Free tickets go to exactly the people who least deserve them – corporate execs who only come for a night or two like tourists on cruise ships, venturing bravely from their clean toilets in the backstage area only long enough to say they have been among the hoi polloi [see footnote]. The Guardian's daily review is no longer used only to light fires. It is all a long way from the hippies sipping free milk and freaking out to T-Rex at the Pilton Pop, Blues and Folk Festival of 1970.
As the coalition government's savage cuts bite harder, the tax argument proves time and again that it is not a red herring. While the public sector continues to feel acute pain, tax researchers have concluded that tax avoiders actually received a boost from George Osborne's budget. UK Uncut's arguments received a simultaneous shot in the arm.
Perhaps Bono, who has spent years persuading the world that there's an activist inside of each and every one of us, should set aside his pride and give the protesters in the crowd a cheer.

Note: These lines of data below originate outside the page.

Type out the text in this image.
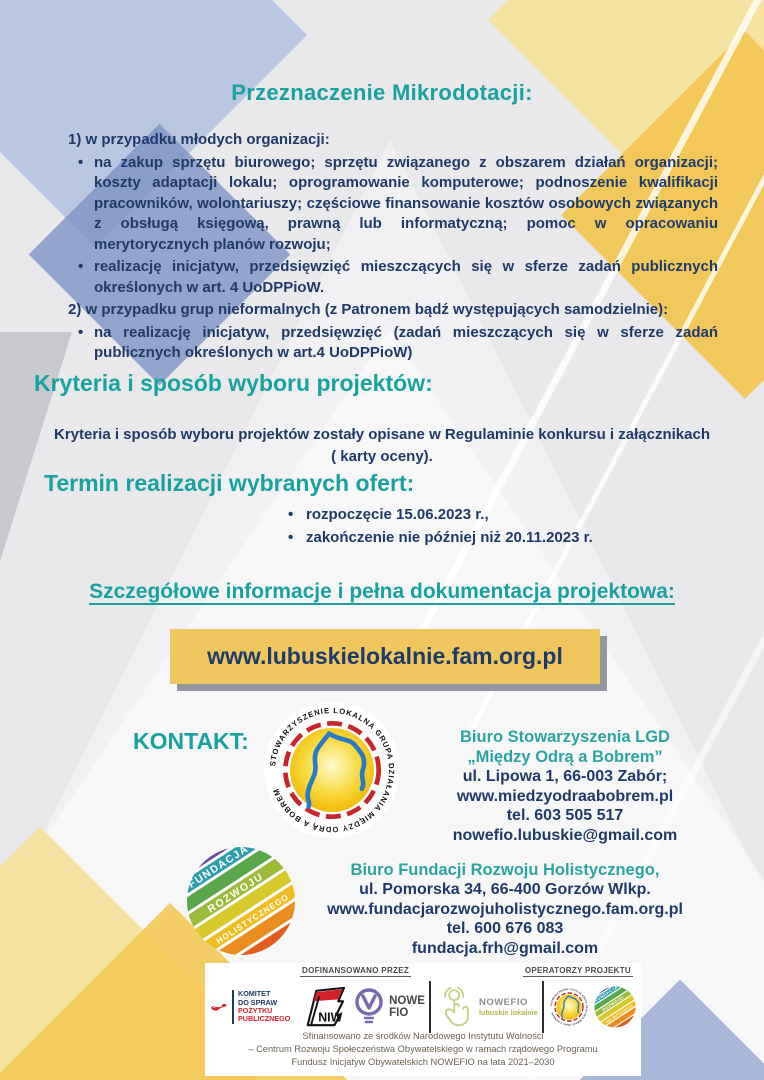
Przeznaczenie Mikrodotacji:
1) w przypadku młodych organizacji:
• na zakup sprzętu biurowego; sprzętu związanego z obszarem działań organizacji; koszty adaptacji lokalu; oprogramowanie komputerowe; podnoszenie kwalifikacji pracowników, wolontariuszy; częściowe finansowanie kosztów osobowych związanych z obsługą księgową, prawną lub informatyczną; pomoc w opracowaniu merytorycznych planów rozwoju;
• realizację inicjatyw, przedsięwzięć mieszczących się w sferze zadań publicznych określonych w art. 4 UoDPPioW.
2) w przypadku grup nieformalnych (z Patronem bądź występujących samodzielnie):
• na realizację inicjatyw, przedsięwzięć (zadań mieszczących się w sferze zadań publicznych określonych w art.4 UoDPPioW)
Kryteria i sposób wyboru projektów:
Kryteria i sposób wyboru projektów zostały opisane w Regulaminie konkursu i załącznikach
( karty oceny).
Termin realizacji wybranych ofert:
• rozpoczęcie 15.06.2023 r.,
• zakończenie nie później niż 20.11.2023 r.
Szczegółowe informacje i pełna dokumentacja projektowa:
www.lubuskielokalnie.fam.org.pl
KONTAKT:	Biuro Stowarzyszenia LGD
„Między Odrą a Bobrem”
ul. Lipowa 1, 66-003 Zabór;
www.miedzyodraabobrem.pl
tel. 603 505 517
nowefio.lubuskie@gmail.com
Biuro Fundacji Rozwoju Holistycznego,
ul. Pomorska 34, 66-400 Gorzów Wlkp.
www.fundacjarozwojuholistycznego.fam.org.pl
tel. 600 676 083
fundacja.frh@gmail.com
DOFINANSOWANO PRZEZ	OPERATORZY PROJEKTU
KOMITET
DO SPRAW
POŻYTKU
PUBLICZNEGO NIW
NOWE
FIO
NOWEFIO
lubuskie lokalnie
Sfinansowano ze środków Narodowego Instytutu Wolności
– Centrum Rozwoju Społeczeństwa Obywatelskiego w ramach rządowego Programu
Fundusz Inicjatyw Obywatelskich NOWEFIO na lata 2021–2030
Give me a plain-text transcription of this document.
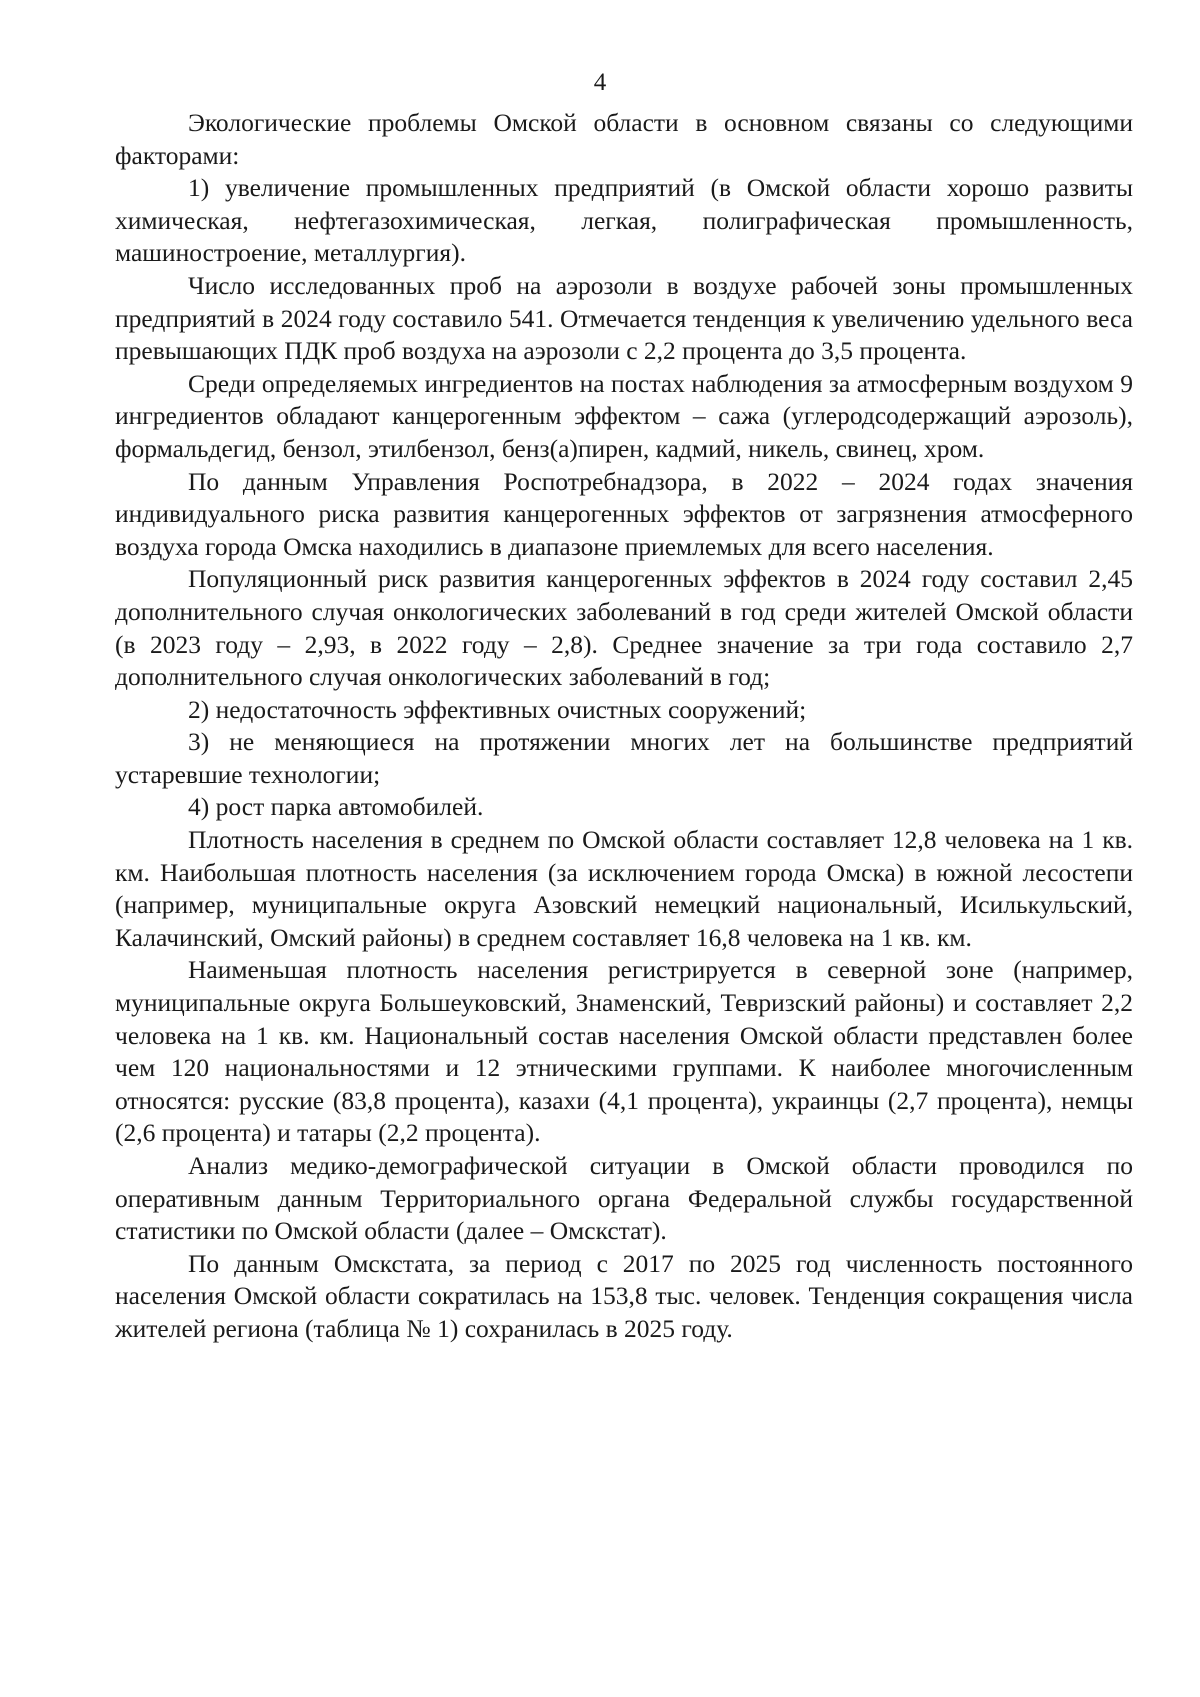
4

Экологические проблемы Омской области в основном связаны со следующими факторами:

1) увеличение промышленных предприятий (в Омской области хорошо развиты химическая, нефтегазохимическая, легкая, полиграфическая промышленность, машиностроение, металлургия).

Число исследованных проб на аэрозоли в воздухе рабочей зоны промышленных предприятий в 2024 году составило 541. Отмечается тенденция к увеличению удельного веса превышающих ПДК проб воздуха на аэрозоли с 2,2 процента до 3,5 процента.

Среди определяемых ингредиентов на постах наблюдения за атмосферным воздухом 9 ингредиентов обладают канцерогенным эффектом – сажа (углеродсодержащий аэрозоль), формальдегид, бензол, этилбензол, бенз(а)пирен, кадмий, никель, свинец, хром.

По данным Управления Роспотребнадзора, в 2022 – 2024 годах значения индивидуального риска развития канцерогенных эффектов от загрязнения атмосферного воздуха города Омска находились в диапазоне приемлемых для всего населения.

Популяционный риск развития канцерогенных эффектов в 2024 году составил 2,45 дополнительного случая онкологических заболеваний в год среди жителей Омской области (в 2023 году – 2,93, в 2022 году – 2,8). Среднее значение за три года составило 2,7 дополнительного случая онкологических заболеваний в год;

2) недостаточность эффективных очистных сооружений;

3) не меняющиеся на протяжении многих лет на большинстве предприятий устаревшие технологии;

4) рост парка автомобилей.

Плотность населения в среднем по Омской области составляет 12,8 человека на 1 кв. км. Наибольшая плотность населения (за исключением города Омска) в южной лесостепи (например, муниципальные округа Азовский немецкий национальный, Исилькульский, Калачинский, Омский районы) в среднем составляет 16,8 человека на 1 кв. км.

Наименьшая плотность населения регистрируется в северной зоне (например, муниципальные округа Большеуковский, Знаменский, Тевризский районы) и составляет 2,2 человека на 1 кв. км. Национальный состав населения Омской области представлен более чем 120 национальностями и 12 этническими группами. К наиболее многочисленным относятся: русские (83,8 процента), казахи (4,1 процента), украинцы (2,7 процента), немцы (2,6 процента) и татары (2,2 процента).

Анализ медико-демографической ситуации в Омской области проводился по оперативным данным Территориального органа Федеральной службы государственной статистики по Омской области (далее – Омскстат).

По данным Омскстата, за период с 2017 по 2025 год численность постоянного населения Омской области сократилась на 153,8 тыс. человек. Тенденция сокращения числа жителей региона (таблица № 1) сохранилась в 2025 году.
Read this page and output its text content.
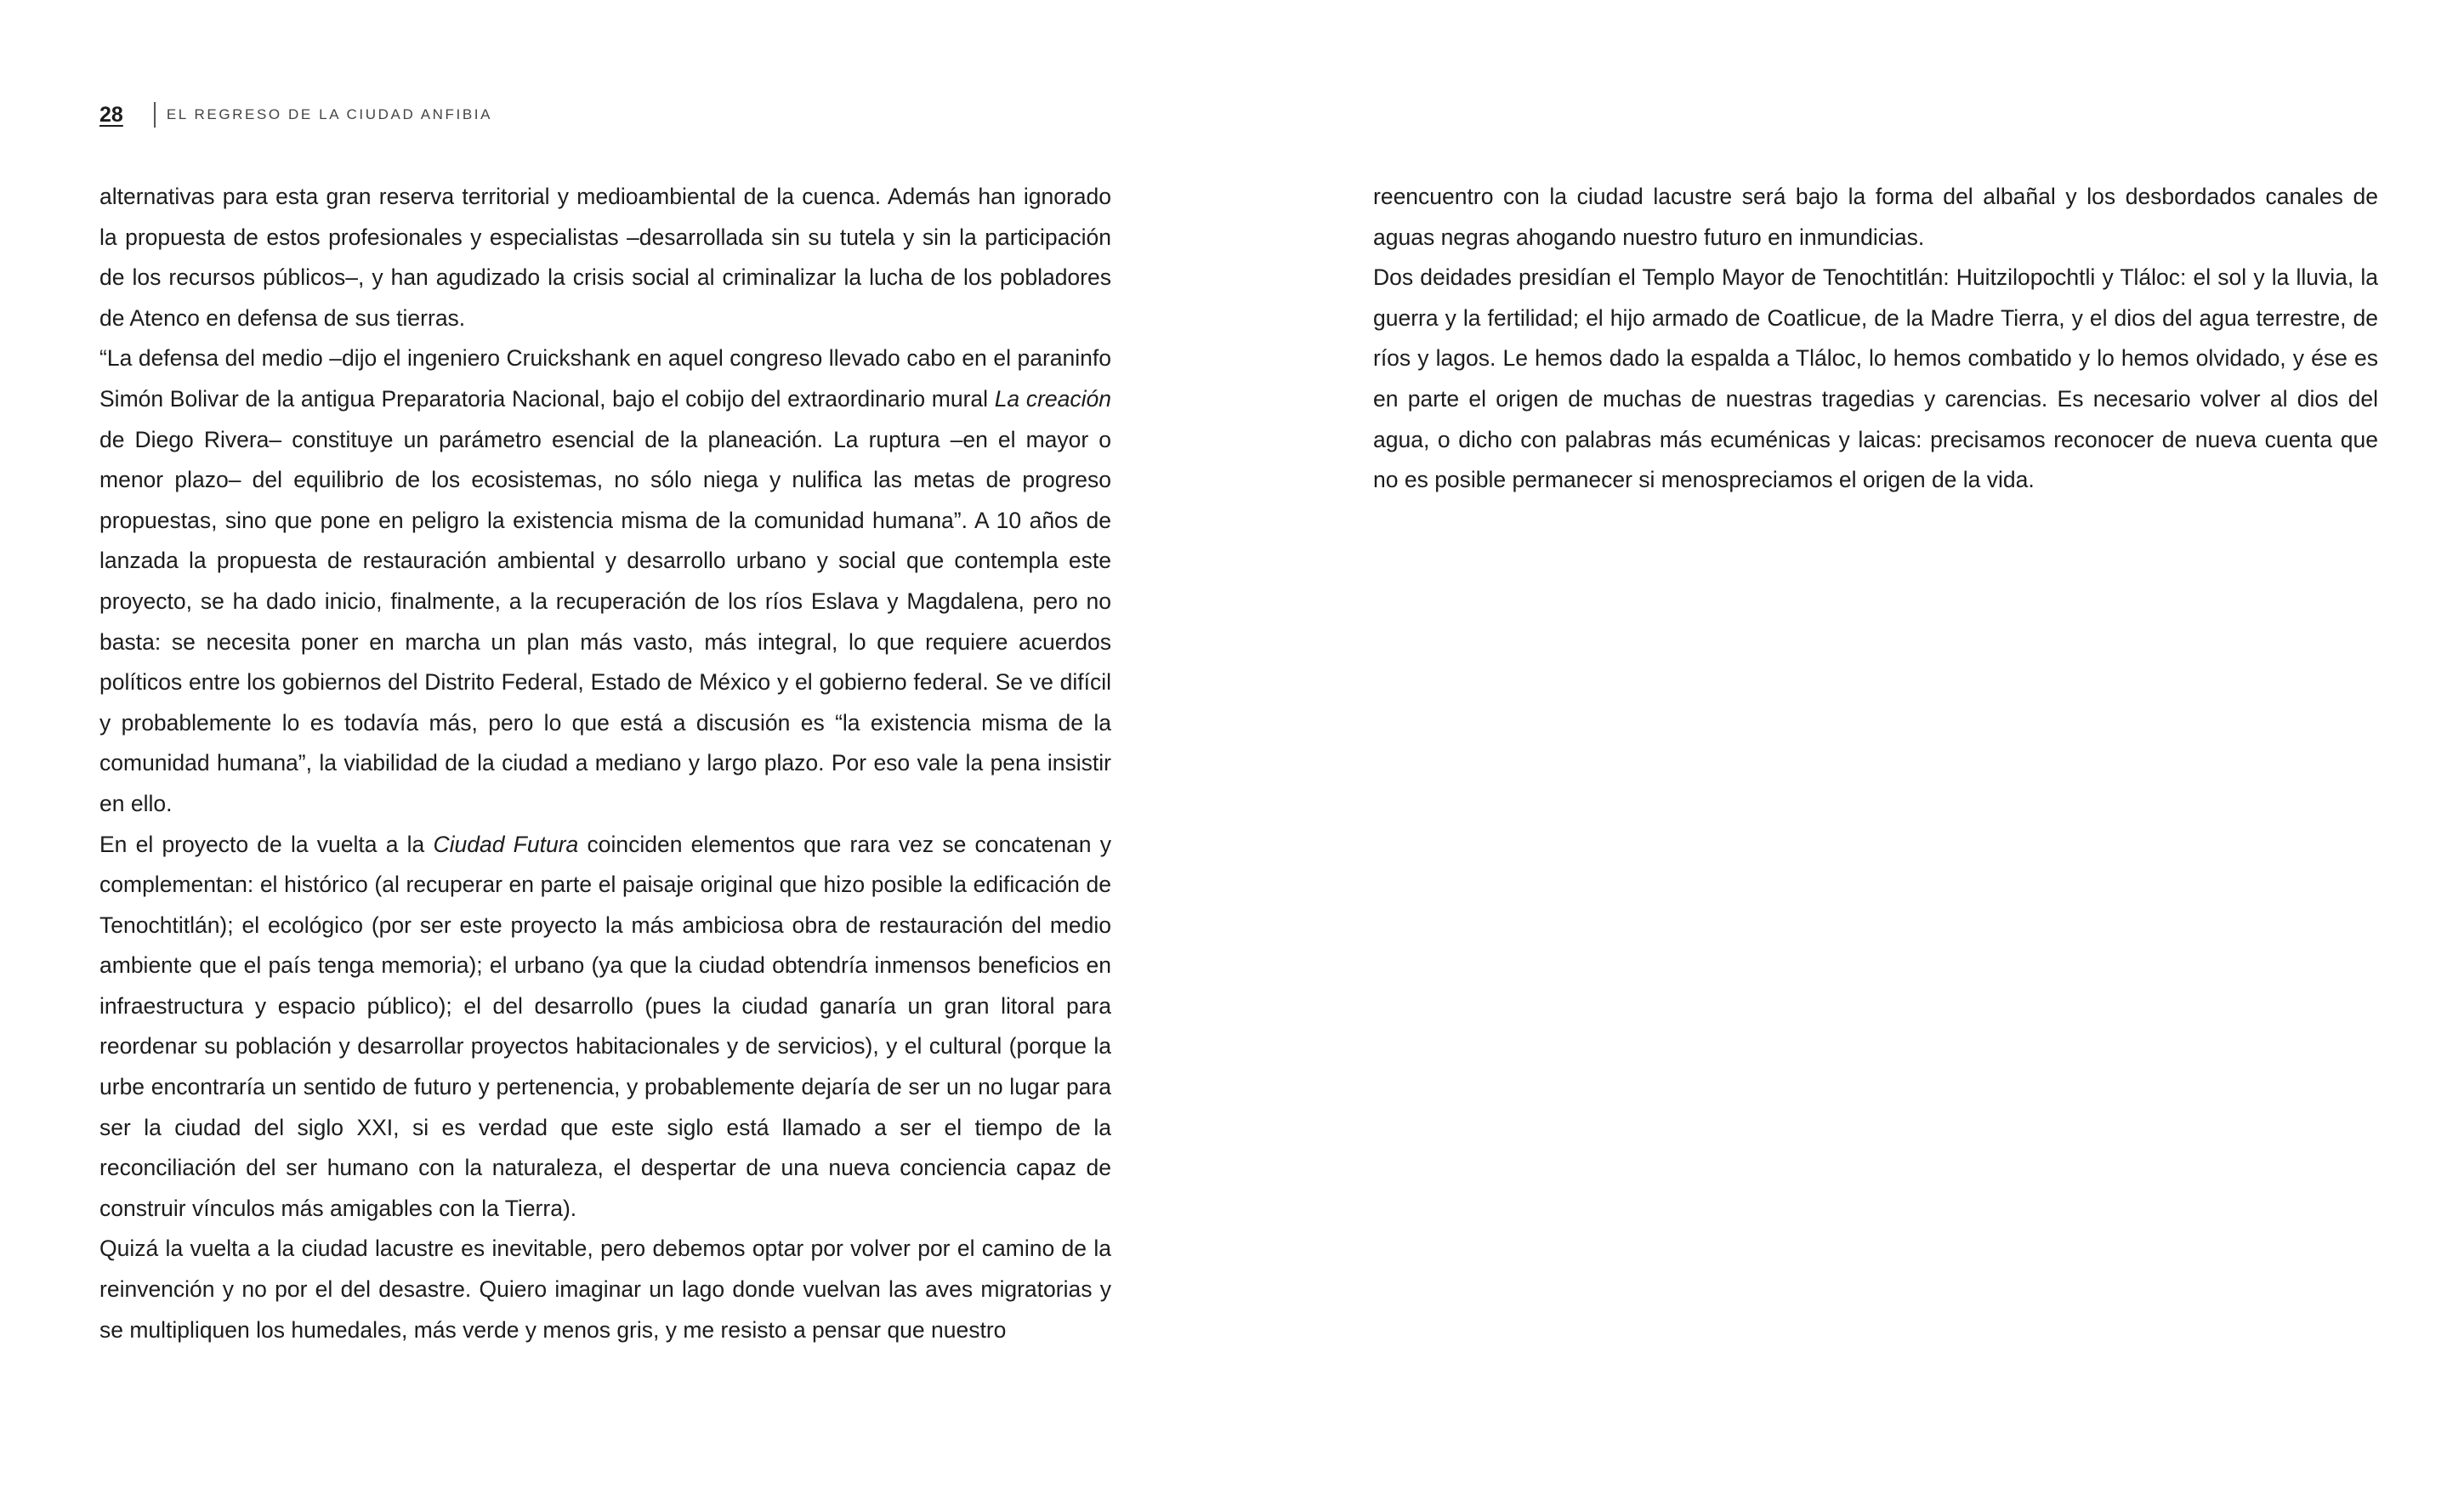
28	EL REGRESO DE LA CIUDAD ANFIBIA

alternativas para esta gran reserva territorial y medioambiental de la cuenca. Además han ignorado la propuesta de estos profesionales y especialistas –desarrollada sin su tutela y sin la participación de los recursos públicos–, y han agudizado la crisis social al criminalizar la lucha de los pobladores de Atenco en defensa de sus tierras.

“La defensa del medio –dijo el ingeniero Cruickshank en aquel congreso llevado cabo en el paraninfo Simón Bolivar de la antigua Preparatoria Nacional, bajo el cobijo del extraordinario mural La creación de Diego Rivera– constituye un parámetro esencial de la planeación. La ruptura –en el mayor o menor plazo– del equilibrio de los ecosistemas, no sólo niega y nulifica las metas de progreso propuestas, sino que pone en peligro la existencia misma de la comunidad humana”. A 10 años de lanzada la propuesta de restauración ambiental y desarrollo urbano y social que contempla este proyecto, se ha dado inicio, finalmente, a la recuperación de los ríos Eslava y Magdalena, pero no basta: se necesita poner en marcha un plan más vasto, más integral, lo que requiere acuerdos políticos entre los gobiernos del Distrito Federal, Estado de México y el gobierno federal. Se ve difícil y probablemente lo es todavía más, pero lo que está a discusión es “la existencia misma de la comunidad humana”, la viabilidad de la ciudad a mediano y largo plazo. Por eso vale la pena insistir en ello.

En el proyecto de la vuelta a la Ciudad Futura coinciden elementos que rara vez se concatenan y complementan: el histórico (al recuperar en parte el paisaje original que hizo posible la edificación de Tenochtitlán); el ecológico (por ser este proyecto la más ambiciosa obra de restauración del medio ambiente que el país tenga memoria); el urbano (ya que la ciudad obtendría inmensos beneficios en infraestructura y espacio público); el del desarrollo (pues la ciudad ganaría un gran litoral para reordenar su población y desarrollar proyectos habitacionales y de servicios), y el cultural (porque la urbe encontraría un sentido de futuro y pertenencia, y probablemente dejaría de ser un no lugar para ser la ciudad del siglo XXI, si es verdad que este siglo está llamado a ser el tiempo de la reconciliación del ser humano con la naturaleza, el despertar de una nueva conciencia capaz de construir vínculos más amigables con la Tierra).

Quizá la vuelta a la ciudad lacustre es inevitable, pero debemos optar por volver por el camino de la reinvención y no por el del desastre. Quiero imaginar un lago donde vuelvan las aves migratorias y se multipliquen los humedales, más verde y menos gris, y me resisto a pensar que nuestro

reencuentro con la ciudad lacustre será bajo la forma del albañal y los desbordados canales de aguas negras ahogando nuestro futuro en inmundicias.

Dos deidades presidían el Templo Mayor de Tenochtitlán: Huitzilopochtli y Tláloc: el sol y la lluvia, la guerra y la fertilidad; el hijo armado de Coatlicue, de la Madre Tierra, y el dios del agua terrestre, de ríos y lagos. Le hemos dado la espalda a Tláloc, lo hemos combatido y lo hemos olvidado, y ése es en parte el origen de muchas de nuestras tragedias y carencias. Es necesario volver al dios del agua, o dicho con palabras más ecuménicas y laicas: precisamos reconocer de nueva cuenta que no es posible permanecer si menospreciamos el origen de la vida.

Arguably, Art Uncut's proposed action – as long as it is peaceful – is a welcome return of the festival's founding spirit.
• This footnote was appended on 8 June 2011. This article says "Free tickets go to exactly the people who least deserve them – corporate execs who only come for a night or two like tourists on cruise ships...". To clarify: the organisers of the Glastonbury Festival tell us that they do not give free tickets to "corporate execs". Free tickets may be distributed by organisations that buy them.